If you’re looking into Hadoop you might be interested in HPCC Systems

This is a guest blog post from HPCC Systems. HPCC Systems and Hadoop are open source projects, with both leveraging commodity hardware nodes and local storage interconnected through IP networks, allowing for parallel data processing and querying across this architecture. But this is where similarities end.

HPCC Systems was designed and developed about 14 years ago (1999-2000), under a different paradigm, to provide for a comprehensive, consistent high-level and concise declarative dataflow oriented programming model, represented by the ECL language. You can express data workflows and data queries in a very high level manner, avoiding the complexities of the underlying parallel architecture of the system.

Hadoop has two scripting languages which allow for some abstractions (Pig and Hive), but they don’t compare with the formal aspects, sophistication and maturity of the ECL language, which provides for a number of benefits such as data and code encapsulation, the absence of side effects, the flexibility and extensibility through macros, functional macros and functions, and the libraries of production ready high level algorithms available.

One of the limitations of the MapReduce model utilized by Hadoop, is that internode communication is left to the shuffle phase, which makes certain iterative algorithms that require frequent internode data exchange hard to code and slow to execute (they need to go through multiple phases of Map, Shuffle and Reduce, each representing a barrier operation that forces the serialization of the long tails of execution).

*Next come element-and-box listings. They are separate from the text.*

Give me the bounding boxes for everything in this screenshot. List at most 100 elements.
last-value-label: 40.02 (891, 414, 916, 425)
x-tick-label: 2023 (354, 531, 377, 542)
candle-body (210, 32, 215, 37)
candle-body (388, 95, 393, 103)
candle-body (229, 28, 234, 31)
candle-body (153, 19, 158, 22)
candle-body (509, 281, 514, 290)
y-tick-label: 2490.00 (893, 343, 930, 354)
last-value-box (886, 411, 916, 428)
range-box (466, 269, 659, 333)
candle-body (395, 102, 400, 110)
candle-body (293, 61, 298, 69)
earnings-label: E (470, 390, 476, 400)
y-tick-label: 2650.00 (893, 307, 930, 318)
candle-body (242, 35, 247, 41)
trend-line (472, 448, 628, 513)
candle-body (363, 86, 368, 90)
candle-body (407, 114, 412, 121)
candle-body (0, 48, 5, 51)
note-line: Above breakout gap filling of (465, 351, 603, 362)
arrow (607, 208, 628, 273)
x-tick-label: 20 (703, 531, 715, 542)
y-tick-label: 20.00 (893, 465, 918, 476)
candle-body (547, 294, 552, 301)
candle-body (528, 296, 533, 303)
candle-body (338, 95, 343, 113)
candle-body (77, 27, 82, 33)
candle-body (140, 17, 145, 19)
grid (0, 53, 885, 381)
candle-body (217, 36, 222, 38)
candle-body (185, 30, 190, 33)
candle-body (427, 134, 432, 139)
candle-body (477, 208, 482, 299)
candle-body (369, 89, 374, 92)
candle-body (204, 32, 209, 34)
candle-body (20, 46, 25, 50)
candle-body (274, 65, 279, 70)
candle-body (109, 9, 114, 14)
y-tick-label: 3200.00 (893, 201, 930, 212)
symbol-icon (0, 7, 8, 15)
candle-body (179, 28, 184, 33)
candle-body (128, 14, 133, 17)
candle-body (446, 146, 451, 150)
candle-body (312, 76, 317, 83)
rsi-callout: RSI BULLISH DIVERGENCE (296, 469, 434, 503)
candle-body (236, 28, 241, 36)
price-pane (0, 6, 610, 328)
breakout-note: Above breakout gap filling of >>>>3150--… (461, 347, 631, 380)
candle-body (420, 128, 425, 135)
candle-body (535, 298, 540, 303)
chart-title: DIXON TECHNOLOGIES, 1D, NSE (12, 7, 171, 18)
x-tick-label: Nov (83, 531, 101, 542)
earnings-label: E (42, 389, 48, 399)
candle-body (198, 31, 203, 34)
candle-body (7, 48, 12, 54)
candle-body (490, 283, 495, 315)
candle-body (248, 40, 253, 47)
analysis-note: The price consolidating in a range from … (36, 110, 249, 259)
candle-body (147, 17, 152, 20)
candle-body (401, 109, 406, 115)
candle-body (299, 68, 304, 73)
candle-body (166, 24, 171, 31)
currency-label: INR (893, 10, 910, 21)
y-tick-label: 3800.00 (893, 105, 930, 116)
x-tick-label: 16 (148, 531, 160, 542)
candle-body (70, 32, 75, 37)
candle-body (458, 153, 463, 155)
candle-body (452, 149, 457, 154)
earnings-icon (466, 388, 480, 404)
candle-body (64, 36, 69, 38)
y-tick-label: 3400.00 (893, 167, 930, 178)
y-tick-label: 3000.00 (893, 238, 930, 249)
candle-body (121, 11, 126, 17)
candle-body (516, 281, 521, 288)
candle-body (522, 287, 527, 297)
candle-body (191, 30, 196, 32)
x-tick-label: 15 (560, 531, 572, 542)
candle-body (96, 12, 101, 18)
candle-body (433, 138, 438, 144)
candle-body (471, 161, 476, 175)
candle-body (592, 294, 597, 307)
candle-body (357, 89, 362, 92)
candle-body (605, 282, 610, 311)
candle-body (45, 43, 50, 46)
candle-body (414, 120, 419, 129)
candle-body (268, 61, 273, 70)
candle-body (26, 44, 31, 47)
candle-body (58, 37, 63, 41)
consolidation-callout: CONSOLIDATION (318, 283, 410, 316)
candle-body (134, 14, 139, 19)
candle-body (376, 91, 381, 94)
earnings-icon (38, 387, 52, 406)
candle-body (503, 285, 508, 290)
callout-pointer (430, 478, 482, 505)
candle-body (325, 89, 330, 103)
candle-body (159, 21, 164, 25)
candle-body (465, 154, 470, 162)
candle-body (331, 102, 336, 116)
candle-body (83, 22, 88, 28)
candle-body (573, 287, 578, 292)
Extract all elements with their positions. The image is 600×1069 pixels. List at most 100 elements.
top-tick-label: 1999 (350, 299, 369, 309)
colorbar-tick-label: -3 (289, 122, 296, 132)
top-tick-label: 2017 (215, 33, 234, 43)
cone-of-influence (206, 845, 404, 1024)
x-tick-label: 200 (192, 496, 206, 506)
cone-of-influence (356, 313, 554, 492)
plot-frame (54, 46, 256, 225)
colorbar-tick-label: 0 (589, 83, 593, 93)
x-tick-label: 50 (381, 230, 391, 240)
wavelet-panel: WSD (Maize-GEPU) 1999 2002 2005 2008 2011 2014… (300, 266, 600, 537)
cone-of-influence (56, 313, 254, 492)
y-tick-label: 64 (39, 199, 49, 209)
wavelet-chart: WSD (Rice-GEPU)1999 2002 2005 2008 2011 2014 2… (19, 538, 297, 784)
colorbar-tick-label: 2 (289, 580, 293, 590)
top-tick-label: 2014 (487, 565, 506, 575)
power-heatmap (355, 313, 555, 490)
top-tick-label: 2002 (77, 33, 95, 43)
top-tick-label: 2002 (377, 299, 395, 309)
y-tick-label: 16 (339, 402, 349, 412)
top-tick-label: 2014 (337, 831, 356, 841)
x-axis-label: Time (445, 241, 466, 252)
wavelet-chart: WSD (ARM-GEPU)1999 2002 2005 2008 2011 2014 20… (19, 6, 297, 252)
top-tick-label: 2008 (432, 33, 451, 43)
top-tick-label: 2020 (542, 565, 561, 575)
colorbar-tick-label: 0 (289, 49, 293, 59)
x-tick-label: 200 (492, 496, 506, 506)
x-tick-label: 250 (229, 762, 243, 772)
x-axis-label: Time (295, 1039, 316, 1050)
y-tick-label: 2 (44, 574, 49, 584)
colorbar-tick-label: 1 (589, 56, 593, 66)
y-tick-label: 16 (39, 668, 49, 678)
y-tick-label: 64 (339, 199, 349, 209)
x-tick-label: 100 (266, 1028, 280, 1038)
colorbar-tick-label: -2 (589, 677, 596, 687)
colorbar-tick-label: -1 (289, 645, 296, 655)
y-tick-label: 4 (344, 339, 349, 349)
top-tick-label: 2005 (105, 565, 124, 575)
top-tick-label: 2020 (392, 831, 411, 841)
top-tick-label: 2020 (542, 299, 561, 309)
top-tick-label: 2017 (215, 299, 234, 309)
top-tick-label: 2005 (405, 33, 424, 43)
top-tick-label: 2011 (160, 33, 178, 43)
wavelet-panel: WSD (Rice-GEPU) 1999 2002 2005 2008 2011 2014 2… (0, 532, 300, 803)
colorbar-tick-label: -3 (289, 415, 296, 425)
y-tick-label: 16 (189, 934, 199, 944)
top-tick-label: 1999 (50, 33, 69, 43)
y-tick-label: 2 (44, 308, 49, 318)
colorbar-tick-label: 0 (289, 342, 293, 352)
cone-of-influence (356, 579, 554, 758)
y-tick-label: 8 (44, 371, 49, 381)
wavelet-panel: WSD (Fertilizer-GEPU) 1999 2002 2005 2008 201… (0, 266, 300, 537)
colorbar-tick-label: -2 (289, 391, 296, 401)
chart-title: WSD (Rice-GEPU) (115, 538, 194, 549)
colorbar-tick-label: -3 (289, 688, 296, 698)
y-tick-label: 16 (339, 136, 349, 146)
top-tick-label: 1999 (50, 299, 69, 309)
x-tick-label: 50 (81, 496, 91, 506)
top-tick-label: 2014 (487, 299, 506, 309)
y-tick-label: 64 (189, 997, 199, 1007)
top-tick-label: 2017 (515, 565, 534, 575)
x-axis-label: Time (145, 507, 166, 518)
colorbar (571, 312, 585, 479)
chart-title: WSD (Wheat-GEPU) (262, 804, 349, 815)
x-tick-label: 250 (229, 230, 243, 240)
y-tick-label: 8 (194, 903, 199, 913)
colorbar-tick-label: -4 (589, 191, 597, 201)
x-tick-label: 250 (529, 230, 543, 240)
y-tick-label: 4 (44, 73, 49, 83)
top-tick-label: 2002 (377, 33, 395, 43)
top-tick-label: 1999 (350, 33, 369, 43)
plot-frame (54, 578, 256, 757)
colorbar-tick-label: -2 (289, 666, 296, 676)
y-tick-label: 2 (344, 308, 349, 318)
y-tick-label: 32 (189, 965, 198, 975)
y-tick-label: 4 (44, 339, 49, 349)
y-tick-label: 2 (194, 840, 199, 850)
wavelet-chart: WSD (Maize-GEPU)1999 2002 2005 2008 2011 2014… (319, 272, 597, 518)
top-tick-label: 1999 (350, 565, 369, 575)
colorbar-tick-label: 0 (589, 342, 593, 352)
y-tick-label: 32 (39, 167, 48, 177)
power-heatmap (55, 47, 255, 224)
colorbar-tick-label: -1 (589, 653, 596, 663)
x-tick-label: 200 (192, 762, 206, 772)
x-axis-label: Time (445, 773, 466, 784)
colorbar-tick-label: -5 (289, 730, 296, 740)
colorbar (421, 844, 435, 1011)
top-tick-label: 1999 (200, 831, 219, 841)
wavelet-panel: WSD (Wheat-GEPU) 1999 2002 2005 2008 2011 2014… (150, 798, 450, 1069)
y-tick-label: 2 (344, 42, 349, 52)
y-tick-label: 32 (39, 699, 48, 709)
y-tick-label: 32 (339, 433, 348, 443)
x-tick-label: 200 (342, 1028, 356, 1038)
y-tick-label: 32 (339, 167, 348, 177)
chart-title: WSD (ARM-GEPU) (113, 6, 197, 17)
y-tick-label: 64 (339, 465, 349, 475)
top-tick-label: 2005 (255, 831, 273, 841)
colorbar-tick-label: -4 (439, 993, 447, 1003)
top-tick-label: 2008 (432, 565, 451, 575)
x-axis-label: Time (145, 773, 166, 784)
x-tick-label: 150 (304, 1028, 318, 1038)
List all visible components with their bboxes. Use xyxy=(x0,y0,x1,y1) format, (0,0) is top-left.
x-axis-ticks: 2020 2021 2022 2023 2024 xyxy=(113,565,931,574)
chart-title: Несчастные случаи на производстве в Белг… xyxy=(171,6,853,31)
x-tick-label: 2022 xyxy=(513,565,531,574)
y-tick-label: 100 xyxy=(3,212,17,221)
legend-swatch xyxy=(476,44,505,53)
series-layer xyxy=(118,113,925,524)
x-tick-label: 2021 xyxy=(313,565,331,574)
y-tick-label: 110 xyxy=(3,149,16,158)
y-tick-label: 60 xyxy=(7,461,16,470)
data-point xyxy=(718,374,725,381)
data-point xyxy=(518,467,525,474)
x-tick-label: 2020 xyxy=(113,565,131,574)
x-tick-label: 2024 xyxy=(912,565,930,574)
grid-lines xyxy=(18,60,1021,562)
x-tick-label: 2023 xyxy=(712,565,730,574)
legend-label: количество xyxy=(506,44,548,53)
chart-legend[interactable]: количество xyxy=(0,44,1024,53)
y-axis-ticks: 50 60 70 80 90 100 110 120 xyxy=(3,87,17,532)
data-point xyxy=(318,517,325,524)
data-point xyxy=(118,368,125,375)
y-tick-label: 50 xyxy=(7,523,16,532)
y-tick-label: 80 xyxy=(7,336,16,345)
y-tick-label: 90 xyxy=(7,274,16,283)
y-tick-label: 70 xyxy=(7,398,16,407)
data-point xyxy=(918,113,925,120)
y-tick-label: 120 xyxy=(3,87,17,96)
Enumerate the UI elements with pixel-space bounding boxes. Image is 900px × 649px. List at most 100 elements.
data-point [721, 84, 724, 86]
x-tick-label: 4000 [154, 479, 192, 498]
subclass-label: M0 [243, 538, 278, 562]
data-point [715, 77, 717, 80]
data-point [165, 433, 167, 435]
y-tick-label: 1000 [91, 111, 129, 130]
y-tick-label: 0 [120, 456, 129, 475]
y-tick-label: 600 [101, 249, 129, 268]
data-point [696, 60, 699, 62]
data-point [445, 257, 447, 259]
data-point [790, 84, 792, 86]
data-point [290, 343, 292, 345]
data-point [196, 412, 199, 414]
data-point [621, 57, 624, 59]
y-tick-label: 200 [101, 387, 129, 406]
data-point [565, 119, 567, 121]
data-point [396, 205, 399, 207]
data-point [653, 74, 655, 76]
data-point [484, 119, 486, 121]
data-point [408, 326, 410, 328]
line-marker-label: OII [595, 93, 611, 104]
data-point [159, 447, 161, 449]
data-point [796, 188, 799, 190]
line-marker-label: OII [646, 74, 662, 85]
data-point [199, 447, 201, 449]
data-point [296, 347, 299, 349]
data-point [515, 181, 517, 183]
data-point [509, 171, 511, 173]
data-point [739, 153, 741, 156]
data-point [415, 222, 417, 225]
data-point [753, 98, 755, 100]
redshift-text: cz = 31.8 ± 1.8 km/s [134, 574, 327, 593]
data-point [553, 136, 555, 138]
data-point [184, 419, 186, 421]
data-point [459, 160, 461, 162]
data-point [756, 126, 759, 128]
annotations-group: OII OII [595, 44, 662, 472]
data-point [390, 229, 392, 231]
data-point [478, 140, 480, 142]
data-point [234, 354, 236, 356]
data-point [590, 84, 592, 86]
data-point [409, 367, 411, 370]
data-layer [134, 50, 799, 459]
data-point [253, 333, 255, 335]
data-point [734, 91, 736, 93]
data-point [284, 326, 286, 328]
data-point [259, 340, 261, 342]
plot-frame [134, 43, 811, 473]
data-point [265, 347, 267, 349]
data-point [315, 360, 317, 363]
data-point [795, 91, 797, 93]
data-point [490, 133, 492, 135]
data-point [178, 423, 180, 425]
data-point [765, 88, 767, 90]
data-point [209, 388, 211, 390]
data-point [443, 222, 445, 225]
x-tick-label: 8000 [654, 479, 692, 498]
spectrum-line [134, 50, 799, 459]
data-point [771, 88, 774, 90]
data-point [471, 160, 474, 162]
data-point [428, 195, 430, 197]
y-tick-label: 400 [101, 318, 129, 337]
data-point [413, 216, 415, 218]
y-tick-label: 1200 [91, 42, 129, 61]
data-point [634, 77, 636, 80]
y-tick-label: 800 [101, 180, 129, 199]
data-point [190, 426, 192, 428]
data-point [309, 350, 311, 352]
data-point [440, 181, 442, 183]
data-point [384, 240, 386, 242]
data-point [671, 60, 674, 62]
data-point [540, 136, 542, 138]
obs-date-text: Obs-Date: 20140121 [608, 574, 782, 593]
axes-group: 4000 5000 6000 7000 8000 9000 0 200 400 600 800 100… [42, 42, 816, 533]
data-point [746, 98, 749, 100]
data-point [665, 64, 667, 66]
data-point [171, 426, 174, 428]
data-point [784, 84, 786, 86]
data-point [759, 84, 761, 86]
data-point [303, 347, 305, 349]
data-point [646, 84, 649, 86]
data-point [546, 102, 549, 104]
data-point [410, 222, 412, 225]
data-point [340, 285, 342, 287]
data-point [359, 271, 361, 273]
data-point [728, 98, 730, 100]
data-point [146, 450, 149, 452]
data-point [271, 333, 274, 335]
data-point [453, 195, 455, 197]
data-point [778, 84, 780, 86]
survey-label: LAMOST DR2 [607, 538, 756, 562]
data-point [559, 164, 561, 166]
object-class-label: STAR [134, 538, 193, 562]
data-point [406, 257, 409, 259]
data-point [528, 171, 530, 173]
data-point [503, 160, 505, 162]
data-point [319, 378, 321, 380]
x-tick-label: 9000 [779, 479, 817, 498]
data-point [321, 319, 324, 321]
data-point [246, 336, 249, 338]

The HPCC Systems platform provides direct internode communication, leveraged by many of the high level ECL primitives. Another Hadoop disadvantage is the use of Java as the programming language for the entire platform, including the HDFS distributed file system, which adds for overhead from the JVM.  In contrast, HPCC and ECL are compiled into C++, which executes natively on top of the Operating System, lending to more predictable latencies and overall faster execution (performance of the HPCC Systems platform is anywhere between 3 and 10 times faster than Hadoop, on the same hardware).

The HPCC Systems platform is comprised of two components: a back-end batch oriented data workflow processing and analytics system called Thor (a data refinery engine equivalent to Hadoop MapReduce), and a front-end real-time data querying and analytics system called Roxie (a data delivery engine which has no equivalent in the Hadoop world). Roxie allows for real-time delivery and analytics of data through parameterized ECL queries (think of them as equivalent to store procedures in your traditional RDBMS). The closest to Roxie in the Hadoop ecosystem is Hbase, which is a strict key/value store and, thus, provides only for very rudimentary retrieval of values by exact or partial key matching. Roxie allows for compound keys, dynamic indices, smart stepping of these indices, aggregation and filtering, and complex calculations and processing.

Moreover, the HPCC Systems platform presents the users with a homogeneous platform, which is production ready and has been largely proven for many years in our own data services, from a company which has been in the Big Data Analytics business before Big Data was called Big Data.

1 comments
DSC
DSC

ECL is one of the most interesting components of HPCC.  It's a language designed around the manipulation of sets of records, much like SQL.  In fact, developers who use SQL should feel right at home with the concepts behind ECL.  ECL, however, provides a much richer set of functionality built right into the language to more easily support transformations, simple analytics, and a variety of other big data-oriented functions.  Automatic support for distributed data is included as well:  The same ECL code executes on a single node just as well as on a thousand nodes.


One of the more interesting aspects of ECL is the compiler.  ECL is a declarative language, so you really end up describing what you want to do the with your data rather than how to do it, and the compiler translates that to C++ for compilation to machine code.  Included in the translation phase is a very cool optimization phase:  The compiler can (among other things) dead strip unused fields, reorder operations, or even substitute functionality in order to achieve the desired result in the most efficient manner, all automatically.  The optimizations are based not only on distributed data processing theory but also on solid, we-have-actually-seen-this-in-the-real-world experience acquired over the last decade or more.  That is one of the reasons HPCC is faster than the competition in many cases, with less development effort expended.


ECL is a declarative language and evolved to easily describe data set manipulations.  There are, however, some problems that are difficult to solve in such a language.  Fortunately, ECL can be extended:  Code written in C++, Java, R, Python or Javascript can be embedded right into the ECL code.  More complex code (like that using 3rd party products or libraries) can be linked to the final executable and called from ECL.  This extensibility provides the ability to not only solve those complex data transformation problems more easily, but also to integrate with existing libraries and services.


Lastly:  Because ECL is designed around data set manipulation, solutions coded in ECL are typically much smaller than solutions coded in an imperative language like Java.  A consequence of that is the number of people required to implement an ECL-based solution is also much smaller.  Fewer people on the team, with the commensurate fewer communication channels, plus a language tailored around data manipulation, naturally produces a project with much higher velocity.  Simply put, you can get to market faster.


Disclaimer:  I used to write tightly-coded, high-performance, multi-threaded distributed data systems.  I don't feel the need to do that any more.  All of those projects are now centered around HPCC instead.